Sunday, September 02, 2007

 

Oh, freaking great!

The U.S. is now allowing Mexican companies free access to cross-border trucking.

Why am I not thrilled with this?
  1. It might hurt American trucking unions? -- no.

  2. Mexican trucks may not fall under the same emissions guidelines? -- no.

This one quote gives it all away:
"The government says [sic] it has imposed rigorous safety protocols in the program, including drug and alcohol testing for drivers done by U.S. companies. In addition, law enforcement officials have stepped up nationwide enforcement of a law that's been on the books since the 1970s requiring interstate truck and bus drivers to have a basic understanding of written and spoken English."

These "rigorous safety protocols" should also be in place for American trucking companies too. In fact, they probably are. But there is certainly a difference between having procedures and following AND enforcing those procedures or protocols.

If you live way out in the middle of no-where, or you keep yourself locked in your house and never travel, you may not see the big deal.

If, on the other hand, you've traveled anywhere in the last 10 years or so, you know what a PITA semi-trucks have become on our interstate system.
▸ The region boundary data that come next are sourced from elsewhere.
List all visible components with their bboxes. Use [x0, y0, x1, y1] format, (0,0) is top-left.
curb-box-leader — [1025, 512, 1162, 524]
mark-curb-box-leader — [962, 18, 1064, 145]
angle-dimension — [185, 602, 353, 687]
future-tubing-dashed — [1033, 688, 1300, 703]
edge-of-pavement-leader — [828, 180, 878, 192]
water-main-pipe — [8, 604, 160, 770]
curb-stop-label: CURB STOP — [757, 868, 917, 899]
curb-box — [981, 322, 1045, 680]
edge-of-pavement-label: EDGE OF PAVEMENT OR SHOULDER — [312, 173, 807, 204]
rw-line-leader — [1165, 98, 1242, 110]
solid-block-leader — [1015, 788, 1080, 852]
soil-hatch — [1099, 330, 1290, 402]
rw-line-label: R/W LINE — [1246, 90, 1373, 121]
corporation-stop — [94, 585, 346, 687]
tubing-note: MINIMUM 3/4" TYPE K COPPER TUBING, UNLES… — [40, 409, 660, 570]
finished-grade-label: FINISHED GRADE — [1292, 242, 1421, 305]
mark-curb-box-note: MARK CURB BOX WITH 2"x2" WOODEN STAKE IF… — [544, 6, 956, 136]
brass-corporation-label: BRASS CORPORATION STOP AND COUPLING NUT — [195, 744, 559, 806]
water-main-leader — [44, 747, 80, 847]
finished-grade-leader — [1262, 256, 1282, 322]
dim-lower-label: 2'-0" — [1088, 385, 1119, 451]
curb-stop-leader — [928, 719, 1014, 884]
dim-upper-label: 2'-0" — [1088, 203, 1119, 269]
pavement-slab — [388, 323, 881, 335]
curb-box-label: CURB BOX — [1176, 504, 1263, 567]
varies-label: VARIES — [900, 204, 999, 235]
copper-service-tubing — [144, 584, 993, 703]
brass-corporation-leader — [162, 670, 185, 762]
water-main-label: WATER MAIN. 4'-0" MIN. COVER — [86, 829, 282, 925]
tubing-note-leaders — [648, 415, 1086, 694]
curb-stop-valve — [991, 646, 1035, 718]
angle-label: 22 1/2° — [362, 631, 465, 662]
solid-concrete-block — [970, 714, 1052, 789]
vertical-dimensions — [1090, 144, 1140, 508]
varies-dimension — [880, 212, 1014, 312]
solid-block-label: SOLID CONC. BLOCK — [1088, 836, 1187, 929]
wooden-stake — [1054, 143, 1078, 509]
They sit side by side for mile after mile going the same speed, and generally under a lower speed limit restriction than that of automobiles, essentially forming a rolling road block that can clog up traffic for miles. Don't believe me? Go drive on I-70 between Indianapolis and Terre Haute at nearly anytime of the day. Then, I dare you, look up into the cab and check out the ethnicity of the driver. Then, just for kicks, and you don't even have to observe semi-trucks, look at who is sitting in the left hand lane -- !the passing lane! -- doing 10 miles below the average speed of traffic. Chances are, they can't read English and they certainly don't understand our laws (or common courtesy for driving in the U.S.). Granted, there are Americans that somehow passed the drivers exam who think it is legal and appropriate to drive in any lane the wish (it is NOT), but those are, while completely annoying, generally few and far between (unless you happen to find yourself trying to navigate the stack of morons in SUVs traveling Georgia 400).

Pretty soon I'm going to lock myself in my house and not travel anywhere. God knows traveling by airplane went the way of dodo in terms of efficiency and convince a few years ago (and I'm talking pre-9/11 too -- the summer of 2000, and things never recovered).